Foreign retailers in Hungary, already reeling from a windfall tax, price caps and compulsory stocking of these products, are assessing the impact of the Hungarian government’s latest unorthodox, anti-market measure obliging them to offer price discounts.
The government will oblige major grocery chains to offer price discounts, government spokesperson Alexandra Szentkiralyi said at a regular press briefing on April 20.
"The improvement in the inflation data was already visible thanks to the government's measures, but the cabinet decided to introduce a new tool based on Greek and French examples, classifying basic foodstuffs into 20 categories such as poultry, cheese, bread, baked goods, vegetables, fruit, and cold cuts, from July 1 at the latest", she added.
Retail outlets in question will have to offer a product of their choice in all categories at least 10% cheaper than the price in effect in the 30 days preceding the special offer, according to the plan.
Products must be selected for the special offers every week, excluding those with a price cap on them, in order to ensure that the possibility of purchasing at a discount covers a wide range of products.
Besides the war and sanctions, the government has partially blamed Europe’s highest CPI –25.6% y/y in March according to Eurostat, three-fold higher than the EU average, and 45% food inflation, two-fold the EU average – on overpricing and the excess profit of companies. Teaming up with competition watchdog GVH, the government set up an online price-monitoring platform, set to be launched on July 1, that is aimed to boost competition and prevent overpricing.
Authorities have inspected more than 6,000 shops since the price caps were introduced, Szentkiralyi said, adding that inspections would continue as long as the price caps are in effect.
At the start of the press conference, the head of the Prime Minister's Office, Gergely Gulyas, said the government will extend price caps until the end of June from April 30.

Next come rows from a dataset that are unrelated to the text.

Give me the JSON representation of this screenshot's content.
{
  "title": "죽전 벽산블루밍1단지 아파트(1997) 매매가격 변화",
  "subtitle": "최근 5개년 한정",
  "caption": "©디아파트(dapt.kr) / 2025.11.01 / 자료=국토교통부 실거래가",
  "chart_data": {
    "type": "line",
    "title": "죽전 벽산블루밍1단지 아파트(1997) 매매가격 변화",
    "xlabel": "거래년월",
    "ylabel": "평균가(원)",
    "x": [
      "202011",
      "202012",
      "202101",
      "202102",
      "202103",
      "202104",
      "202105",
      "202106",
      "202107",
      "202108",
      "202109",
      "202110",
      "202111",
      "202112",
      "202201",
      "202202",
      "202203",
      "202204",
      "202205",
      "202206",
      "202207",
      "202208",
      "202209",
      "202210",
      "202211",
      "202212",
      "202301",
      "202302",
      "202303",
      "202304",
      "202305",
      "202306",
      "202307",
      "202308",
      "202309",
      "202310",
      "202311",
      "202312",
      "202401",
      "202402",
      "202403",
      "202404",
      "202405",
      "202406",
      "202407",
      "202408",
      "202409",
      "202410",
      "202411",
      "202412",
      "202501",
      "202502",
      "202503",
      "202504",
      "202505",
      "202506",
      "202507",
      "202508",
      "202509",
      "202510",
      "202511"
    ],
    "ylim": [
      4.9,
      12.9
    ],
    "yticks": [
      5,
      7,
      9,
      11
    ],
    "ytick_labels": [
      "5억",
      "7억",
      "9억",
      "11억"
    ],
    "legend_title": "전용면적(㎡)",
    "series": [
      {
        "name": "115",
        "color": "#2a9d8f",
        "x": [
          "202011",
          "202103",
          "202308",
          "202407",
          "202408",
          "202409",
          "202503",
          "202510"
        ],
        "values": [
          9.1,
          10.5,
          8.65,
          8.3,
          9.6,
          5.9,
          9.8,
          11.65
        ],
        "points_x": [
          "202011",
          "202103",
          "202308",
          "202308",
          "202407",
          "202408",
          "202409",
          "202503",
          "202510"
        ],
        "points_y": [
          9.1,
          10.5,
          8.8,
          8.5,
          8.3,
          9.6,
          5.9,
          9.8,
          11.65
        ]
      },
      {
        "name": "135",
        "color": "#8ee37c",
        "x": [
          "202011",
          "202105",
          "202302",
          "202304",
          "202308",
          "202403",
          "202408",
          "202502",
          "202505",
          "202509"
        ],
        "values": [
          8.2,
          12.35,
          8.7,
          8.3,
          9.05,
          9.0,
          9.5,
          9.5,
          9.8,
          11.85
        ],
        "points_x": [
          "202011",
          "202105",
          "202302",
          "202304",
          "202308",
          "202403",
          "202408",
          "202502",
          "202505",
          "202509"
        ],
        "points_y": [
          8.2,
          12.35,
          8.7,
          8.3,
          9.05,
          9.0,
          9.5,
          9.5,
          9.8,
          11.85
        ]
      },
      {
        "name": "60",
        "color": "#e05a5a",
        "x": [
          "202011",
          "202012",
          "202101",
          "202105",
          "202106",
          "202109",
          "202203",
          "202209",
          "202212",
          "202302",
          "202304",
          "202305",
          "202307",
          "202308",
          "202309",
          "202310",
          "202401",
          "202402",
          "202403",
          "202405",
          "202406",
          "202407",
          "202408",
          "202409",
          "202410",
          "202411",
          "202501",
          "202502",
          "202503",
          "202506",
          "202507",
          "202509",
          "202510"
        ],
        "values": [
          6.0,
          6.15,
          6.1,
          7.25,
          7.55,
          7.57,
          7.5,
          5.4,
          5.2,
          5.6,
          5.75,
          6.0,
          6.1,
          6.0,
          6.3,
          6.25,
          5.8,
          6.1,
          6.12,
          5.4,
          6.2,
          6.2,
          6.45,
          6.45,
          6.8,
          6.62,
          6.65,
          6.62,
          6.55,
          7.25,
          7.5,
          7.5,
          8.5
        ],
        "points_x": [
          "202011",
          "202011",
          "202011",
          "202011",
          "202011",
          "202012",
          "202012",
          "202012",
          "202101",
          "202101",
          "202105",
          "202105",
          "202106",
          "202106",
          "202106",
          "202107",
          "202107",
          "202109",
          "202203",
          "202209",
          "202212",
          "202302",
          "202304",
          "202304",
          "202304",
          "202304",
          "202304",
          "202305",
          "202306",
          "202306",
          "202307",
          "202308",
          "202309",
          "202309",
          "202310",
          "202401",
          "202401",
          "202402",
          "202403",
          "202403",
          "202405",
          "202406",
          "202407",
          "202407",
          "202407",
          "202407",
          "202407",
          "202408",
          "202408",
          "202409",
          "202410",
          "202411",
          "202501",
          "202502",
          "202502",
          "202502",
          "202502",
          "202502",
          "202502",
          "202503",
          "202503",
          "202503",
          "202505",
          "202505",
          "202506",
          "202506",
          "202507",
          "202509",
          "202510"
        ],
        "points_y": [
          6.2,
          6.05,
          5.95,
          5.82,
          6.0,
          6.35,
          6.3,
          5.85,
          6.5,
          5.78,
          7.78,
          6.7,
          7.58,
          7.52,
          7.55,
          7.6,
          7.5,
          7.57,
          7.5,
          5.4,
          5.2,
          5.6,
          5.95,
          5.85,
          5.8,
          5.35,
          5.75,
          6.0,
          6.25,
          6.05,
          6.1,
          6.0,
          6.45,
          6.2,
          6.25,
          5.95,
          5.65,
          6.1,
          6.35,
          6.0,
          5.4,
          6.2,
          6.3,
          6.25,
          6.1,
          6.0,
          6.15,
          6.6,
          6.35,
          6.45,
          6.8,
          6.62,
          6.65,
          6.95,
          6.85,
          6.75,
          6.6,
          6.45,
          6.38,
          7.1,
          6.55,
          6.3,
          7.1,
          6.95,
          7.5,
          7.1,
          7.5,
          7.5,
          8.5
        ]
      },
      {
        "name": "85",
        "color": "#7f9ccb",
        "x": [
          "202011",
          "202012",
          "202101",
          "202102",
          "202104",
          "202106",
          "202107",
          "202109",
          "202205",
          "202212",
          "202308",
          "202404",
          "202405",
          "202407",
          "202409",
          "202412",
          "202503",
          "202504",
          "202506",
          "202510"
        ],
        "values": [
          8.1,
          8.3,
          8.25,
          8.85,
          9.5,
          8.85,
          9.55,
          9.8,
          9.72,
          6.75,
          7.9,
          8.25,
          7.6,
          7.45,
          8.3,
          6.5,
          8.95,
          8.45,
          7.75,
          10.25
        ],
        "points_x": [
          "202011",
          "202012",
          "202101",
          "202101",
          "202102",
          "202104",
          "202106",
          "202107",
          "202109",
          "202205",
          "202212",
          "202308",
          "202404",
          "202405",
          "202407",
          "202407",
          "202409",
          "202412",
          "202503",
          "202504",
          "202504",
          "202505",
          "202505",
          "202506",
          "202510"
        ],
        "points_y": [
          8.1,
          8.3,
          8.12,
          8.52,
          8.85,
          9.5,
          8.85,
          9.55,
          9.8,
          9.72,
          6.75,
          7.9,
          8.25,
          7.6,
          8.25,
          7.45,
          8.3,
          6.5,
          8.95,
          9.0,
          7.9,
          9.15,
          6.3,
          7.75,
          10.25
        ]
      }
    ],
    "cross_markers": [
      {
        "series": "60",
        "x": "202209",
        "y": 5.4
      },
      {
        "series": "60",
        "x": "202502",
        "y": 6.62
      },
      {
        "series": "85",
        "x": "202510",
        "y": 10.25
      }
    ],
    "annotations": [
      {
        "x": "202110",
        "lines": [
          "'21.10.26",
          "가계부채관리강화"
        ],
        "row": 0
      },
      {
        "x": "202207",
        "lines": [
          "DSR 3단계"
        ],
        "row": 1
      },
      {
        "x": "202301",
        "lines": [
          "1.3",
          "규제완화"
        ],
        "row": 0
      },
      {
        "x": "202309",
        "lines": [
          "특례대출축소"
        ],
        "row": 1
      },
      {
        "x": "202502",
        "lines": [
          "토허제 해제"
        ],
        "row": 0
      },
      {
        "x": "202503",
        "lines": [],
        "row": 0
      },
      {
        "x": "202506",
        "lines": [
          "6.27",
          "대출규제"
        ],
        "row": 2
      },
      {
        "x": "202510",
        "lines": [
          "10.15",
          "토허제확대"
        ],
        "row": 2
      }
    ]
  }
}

Earlier government officials linked the elimination of price caps to strong disinflationary trends, but as inflation has slowed at a lesser pace than expected, it has now resorted to a populist, politically-driven move.
The food price caps were introduced before the election, setting October 15 prices as the base. These were applied to granulated sugar, BL 55 flour, refined sunflower seed oil, pork leg, chicken breast and back, and UHT cow's milk with 2.8% fat content. In November, the government extended the regulation to potatoes and eggs.
Local observers say the government’s latest measure not only goes against the basic principles of a market economy, putting further burdens on retailers, but will be counterproductive to fighting inflation as companies may spread their losses on other products.
In face of the 45% annual food inflation, consumers have become increasingly price sensitive, also reflected in the decline of retail sales in Q1, which is no wonder given the record high inflation.
The mandatory discount scheme could force retailers to turn to lower-quality products and thus lead to an increase in imports.
The announcement came out of the blue and retailers are now assessing the financial impact, the head of the retail association Gyorgy Vamos said. The unorthodox measure will cost billions of forints of losses, which comes in addition to the progressive, revenue-based windfall tax, losses from the price caps, and a regulation that forces companies to stock a higher level of these products,or face fines.
The ban on Ukrainian grain, meat and fruits could also slow down the deceleration of consumer prices, according to experts.